Khaled al-Taweel mengatakan dia melihat helikopter Apache dan Cobra menyerang sasaran di daerah tersebut, serta jet F-16 dan drone.
“Begitu banyak teror. Sesuatu yang belum pernah Anda lihat. Tidak di Hollywood di AS, tidak di Libya, tidak di Suriah… Hanya di Rafah,” katanya kepada Reuters.
keterangan gambar,
Masjid al-Huda di kamp pengungsi Rafah dihancurkan selama operasi Israel
Di rumah sakit khusus Kuwait terdekat, seorang gadis Palestina yang dirawat karena luka pecahan peluru di lehernya mengatakan ayahnya terbunuh ketika sebuah kamp pengungsi diserang.
“Kami berada di dalam tenda, saya dan seluruh keluarga saya, ketika semua peluru mengenai kami. Ayah saya pergi untuk melihat apa yang terjadi dan dia mengatakan ada serangan dan ketika dia berbicara ada serangan,” kata Mai al- Najjar kepada Reuters. .
Citra satelit terbaru dari lokasi tempat sandera disandera menunjukkan sekelompok kecil tenda yang jaraknya kurang dari 100 m (330 kaki).
Seorang dokter di Rumah Sakit Khusus Kuwait mengatakan beberapa korban luka yang dibawa ke sana setelah serangan tersebut mengalami amputasi traumatis pada kaki dan lengan, termasuk anak-anak, wanita dan orang tua.

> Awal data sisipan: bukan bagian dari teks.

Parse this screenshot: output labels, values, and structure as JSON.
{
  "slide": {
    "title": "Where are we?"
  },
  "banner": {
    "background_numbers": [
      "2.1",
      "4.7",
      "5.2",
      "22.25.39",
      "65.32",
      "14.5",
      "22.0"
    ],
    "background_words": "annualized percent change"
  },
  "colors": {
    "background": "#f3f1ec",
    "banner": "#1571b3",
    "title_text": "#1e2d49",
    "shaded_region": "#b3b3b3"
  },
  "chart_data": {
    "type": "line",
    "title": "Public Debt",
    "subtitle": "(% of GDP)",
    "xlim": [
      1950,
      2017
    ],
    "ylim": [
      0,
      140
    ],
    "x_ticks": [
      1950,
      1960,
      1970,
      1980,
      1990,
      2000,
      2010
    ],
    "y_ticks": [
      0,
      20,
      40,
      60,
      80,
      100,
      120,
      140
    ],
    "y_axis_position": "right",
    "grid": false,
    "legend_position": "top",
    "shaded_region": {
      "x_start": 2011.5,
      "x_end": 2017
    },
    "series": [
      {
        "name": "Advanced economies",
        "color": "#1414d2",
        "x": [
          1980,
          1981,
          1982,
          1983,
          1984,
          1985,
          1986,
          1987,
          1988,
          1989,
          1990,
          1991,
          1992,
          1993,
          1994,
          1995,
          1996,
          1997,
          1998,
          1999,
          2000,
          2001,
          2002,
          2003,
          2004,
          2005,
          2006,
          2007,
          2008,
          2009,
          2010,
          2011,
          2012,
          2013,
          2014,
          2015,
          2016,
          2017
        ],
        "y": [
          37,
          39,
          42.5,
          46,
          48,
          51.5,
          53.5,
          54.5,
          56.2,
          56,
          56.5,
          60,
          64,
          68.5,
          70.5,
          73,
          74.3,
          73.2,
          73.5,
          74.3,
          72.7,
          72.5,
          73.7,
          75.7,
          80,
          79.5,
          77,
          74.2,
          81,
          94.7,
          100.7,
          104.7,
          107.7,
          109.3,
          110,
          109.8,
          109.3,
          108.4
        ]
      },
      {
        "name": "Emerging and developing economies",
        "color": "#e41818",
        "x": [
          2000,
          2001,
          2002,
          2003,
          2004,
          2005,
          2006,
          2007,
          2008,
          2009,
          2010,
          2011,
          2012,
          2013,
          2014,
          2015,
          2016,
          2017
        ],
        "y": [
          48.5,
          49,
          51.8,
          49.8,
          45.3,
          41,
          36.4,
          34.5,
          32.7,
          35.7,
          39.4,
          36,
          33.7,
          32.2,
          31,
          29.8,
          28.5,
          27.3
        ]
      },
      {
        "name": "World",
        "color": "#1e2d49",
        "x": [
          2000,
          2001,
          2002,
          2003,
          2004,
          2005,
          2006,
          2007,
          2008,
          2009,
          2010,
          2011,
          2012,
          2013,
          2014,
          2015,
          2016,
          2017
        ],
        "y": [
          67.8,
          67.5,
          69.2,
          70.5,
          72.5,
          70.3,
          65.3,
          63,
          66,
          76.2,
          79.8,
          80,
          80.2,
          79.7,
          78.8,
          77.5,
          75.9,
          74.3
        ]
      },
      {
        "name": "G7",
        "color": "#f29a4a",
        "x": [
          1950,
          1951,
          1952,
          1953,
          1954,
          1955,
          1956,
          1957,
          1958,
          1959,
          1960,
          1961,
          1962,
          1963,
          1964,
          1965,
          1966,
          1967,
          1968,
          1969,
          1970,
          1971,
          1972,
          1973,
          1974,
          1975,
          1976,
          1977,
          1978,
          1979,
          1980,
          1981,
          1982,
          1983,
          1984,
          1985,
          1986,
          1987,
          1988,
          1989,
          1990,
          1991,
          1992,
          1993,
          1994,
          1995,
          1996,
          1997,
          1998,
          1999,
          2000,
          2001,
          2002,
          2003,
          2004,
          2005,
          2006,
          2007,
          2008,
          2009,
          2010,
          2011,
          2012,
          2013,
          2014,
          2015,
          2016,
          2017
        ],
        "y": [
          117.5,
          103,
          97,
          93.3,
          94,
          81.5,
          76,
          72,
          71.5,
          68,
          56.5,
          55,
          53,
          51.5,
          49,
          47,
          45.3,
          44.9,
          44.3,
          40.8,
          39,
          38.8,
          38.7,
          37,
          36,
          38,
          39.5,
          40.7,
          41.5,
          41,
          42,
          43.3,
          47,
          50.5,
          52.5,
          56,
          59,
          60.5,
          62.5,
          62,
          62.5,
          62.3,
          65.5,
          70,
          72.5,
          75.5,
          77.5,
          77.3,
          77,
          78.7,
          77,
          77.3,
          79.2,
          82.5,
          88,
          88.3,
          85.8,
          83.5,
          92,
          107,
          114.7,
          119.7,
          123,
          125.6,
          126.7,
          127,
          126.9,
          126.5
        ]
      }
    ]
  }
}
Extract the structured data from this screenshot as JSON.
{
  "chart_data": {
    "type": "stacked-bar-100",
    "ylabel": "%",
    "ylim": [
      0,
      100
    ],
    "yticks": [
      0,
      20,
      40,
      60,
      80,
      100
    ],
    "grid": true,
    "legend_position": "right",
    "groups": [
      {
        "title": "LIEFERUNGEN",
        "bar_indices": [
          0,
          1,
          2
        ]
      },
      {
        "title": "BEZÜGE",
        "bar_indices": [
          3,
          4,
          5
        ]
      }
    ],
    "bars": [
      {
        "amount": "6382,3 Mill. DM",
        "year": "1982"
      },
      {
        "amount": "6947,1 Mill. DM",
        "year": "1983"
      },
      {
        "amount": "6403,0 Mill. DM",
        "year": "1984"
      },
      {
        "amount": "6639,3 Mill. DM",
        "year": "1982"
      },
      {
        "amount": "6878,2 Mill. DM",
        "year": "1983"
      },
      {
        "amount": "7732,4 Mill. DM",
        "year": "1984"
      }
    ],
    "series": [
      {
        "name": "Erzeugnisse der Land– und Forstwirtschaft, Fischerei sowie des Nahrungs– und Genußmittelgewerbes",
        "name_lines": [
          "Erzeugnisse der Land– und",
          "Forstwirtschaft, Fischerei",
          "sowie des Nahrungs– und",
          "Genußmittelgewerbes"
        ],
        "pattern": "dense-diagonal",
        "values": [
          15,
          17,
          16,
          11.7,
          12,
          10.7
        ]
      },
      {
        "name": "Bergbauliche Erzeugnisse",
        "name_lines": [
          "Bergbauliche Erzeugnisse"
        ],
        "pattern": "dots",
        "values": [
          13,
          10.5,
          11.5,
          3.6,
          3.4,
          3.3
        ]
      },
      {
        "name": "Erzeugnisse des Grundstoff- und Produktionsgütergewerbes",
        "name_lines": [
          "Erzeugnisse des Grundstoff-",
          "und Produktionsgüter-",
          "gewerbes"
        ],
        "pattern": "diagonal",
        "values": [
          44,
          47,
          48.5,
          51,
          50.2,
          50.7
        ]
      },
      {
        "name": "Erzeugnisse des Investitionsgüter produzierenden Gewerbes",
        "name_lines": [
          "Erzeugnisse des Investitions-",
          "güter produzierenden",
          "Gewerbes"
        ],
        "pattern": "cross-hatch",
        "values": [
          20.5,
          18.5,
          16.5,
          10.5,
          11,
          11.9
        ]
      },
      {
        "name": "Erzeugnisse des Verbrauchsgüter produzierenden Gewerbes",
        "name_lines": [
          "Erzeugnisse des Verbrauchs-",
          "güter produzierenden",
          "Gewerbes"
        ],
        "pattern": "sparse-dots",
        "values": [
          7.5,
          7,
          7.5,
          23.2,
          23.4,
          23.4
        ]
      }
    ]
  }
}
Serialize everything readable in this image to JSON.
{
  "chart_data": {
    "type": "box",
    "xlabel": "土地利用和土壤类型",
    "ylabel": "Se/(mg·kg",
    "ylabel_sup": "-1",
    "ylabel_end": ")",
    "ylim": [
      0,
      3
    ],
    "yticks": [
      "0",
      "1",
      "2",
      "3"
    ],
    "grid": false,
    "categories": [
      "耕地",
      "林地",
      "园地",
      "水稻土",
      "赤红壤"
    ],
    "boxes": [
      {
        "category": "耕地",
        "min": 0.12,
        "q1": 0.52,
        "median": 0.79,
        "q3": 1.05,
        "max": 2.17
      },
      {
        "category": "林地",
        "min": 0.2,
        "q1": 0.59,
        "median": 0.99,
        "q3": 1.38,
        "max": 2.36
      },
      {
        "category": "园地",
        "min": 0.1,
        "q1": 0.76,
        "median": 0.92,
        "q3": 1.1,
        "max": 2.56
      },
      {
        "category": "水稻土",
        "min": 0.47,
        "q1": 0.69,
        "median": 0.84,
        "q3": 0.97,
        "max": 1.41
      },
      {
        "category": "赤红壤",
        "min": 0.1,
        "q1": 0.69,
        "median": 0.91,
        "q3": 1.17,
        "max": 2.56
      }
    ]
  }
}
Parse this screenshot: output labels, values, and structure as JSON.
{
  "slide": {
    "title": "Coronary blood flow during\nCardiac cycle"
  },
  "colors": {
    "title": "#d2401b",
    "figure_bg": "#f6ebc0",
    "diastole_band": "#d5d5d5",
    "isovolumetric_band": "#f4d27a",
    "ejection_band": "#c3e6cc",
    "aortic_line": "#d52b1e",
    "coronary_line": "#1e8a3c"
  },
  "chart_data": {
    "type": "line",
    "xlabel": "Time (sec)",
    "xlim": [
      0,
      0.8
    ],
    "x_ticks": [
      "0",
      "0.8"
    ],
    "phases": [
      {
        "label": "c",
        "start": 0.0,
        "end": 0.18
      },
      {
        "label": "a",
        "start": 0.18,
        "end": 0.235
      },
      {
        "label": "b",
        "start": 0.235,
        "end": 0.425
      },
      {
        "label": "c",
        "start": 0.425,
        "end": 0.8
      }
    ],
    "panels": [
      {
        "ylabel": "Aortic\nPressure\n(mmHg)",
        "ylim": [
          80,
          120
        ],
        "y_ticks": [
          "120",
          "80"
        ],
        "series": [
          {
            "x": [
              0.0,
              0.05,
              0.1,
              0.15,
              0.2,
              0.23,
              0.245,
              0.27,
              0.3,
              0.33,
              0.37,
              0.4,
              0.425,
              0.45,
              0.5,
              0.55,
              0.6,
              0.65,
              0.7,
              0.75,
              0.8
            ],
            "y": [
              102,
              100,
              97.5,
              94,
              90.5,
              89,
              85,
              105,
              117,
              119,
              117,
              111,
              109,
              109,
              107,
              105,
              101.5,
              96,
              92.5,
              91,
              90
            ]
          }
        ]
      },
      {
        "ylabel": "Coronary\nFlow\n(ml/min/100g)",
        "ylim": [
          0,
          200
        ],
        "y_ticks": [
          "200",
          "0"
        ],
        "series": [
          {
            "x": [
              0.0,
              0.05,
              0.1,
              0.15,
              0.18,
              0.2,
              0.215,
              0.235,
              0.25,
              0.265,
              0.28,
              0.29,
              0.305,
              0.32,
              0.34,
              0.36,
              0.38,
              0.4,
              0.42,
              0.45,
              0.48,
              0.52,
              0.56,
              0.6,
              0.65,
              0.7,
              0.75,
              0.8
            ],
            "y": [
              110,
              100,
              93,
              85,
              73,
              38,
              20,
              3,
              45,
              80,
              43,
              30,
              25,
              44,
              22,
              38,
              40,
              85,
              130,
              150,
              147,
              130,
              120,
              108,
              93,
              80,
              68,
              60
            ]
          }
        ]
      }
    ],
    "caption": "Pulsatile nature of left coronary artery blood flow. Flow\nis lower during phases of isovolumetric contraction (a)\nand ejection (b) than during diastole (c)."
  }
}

Rekaman dari fasilitas tersebut juga menunjukkan anak-anak tewas dan terluka.
Kementerian Kesehatan Gaza, yang dijalankan oleh Hamas, mengatakan dalam sebuah pernyataan pada Senin pagi bahwa sedikitnya 67 orang telah tewas dan jumlah tersebut dapat meningkat seiring dengan berlanjutnya operasi penyelamatan dan bantuan.
Hamas menggambarkan serangan itu sebagai kelanjutan dari “perang genosida” Israel terhadap rakyat Palestina, sementara Kementerian Luar Negeri Otoritas Palestina mengutuk apa yang mereka sebut sebagai “pembantaian” Israel di Rafah.